Participants: Roger, Daniel, Peter
1. Meeting secretary for this meeting?
Peter
2. Queue discussion (relationship to slot concept, relationship to machine concept)
- New slot concept is important on its own, regardless of queue relationship - DRMAA cannot assign any semantic to the queue term - could be 'waiting line' (non-SGE) or 'execution host' (SGE) - SGE can have one job in multiple queues - Practice shows that site admins sometimes describe queue semantic in long queue names - Stick with 'list of opaque queue names' approach - From portal application view point, queueMaxSlotsAllowed is as valid as queue name listing - Implies no meaning for what a queue is, gives only maximum allowed value for a job template parameter - Daniel started to collect other possible queue monitoring attributes on Google Docs page - Getting information about queue - machine relationship is only useful for debugging purposes, nothing for DRMAA - Requesting a number of slots for a job in one queue has no implication on number of utilized machines - MPI vs. OpenMP case only depends on configuration aspects - Question about relationship between user and monitoring list information (e.g. list of queue names) - Can be system view (qmon case) or user-centric view -> which queues are available for me - Decision for user-based perspective, also based on practical experience in the field (Roger) - Demands queue ACL checks in the DRMAA implementation - Should be general approach for MonitoringSession interface
3. Parallel environment discussion (machine list availability, configuration name semantics)

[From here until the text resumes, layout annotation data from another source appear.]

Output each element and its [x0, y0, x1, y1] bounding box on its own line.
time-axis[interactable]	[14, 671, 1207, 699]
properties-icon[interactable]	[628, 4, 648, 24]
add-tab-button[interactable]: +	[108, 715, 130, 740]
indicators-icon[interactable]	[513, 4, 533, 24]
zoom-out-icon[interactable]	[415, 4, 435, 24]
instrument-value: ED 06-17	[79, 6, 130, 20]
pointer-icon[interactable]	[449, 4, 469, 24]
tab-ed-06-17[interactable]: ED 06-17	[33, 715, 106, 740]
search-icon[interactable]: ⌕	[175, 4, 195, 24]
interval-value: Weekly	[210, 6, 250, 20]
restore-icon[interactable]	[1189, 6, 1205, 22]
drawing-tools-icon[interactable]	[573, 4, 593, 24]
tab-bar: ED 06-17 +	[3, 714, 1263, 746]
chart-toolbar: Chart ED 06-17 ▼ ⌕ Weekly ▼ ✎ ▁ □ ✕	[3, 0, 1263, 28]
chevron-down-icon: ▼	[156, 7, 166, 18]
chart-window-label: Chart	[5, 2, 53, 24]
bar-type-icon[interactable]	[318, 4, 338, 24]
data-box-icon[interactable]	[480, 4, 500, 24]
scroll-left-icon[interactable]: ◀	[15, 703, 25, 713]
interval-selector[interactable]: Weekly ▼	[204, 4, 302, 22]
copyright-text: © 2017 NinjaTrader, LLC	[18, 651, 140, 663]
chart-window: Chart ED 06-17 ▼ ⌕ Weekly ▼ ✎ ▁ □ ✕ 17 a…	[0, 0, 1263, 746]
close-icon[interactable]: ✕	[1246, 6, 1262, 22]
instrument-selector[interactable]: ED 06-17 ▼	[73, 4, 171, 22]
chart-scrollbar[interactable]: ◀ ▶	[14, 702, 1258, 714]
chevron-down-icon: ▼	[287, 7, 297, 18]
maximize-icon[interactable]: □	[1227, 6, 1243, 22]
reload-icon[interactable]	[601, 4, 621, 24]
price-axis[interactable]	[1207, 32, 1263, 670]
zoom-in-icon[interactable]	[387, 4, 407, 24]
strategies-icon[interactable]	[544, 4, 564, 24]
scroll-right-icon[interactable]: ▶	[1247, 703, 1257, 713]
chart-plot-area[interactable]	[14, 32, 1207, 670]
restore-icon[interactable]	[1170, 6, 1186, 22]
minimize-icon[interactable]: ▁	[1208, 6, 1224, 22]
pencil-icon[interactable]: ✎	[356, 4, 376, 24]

- Configuration name proposal page looks reasonable - Mapping execution environment conditions is clearly an installation / site-specific issue - DRMAA should only provide name proposals and their meanings
4. Support for core file fetching
- Basic assumption that core file ends up in the working directory - Problem: Staging is over when the JobInfo information is available - Level of DRM system support for core file fetching is unclear Best, Peter.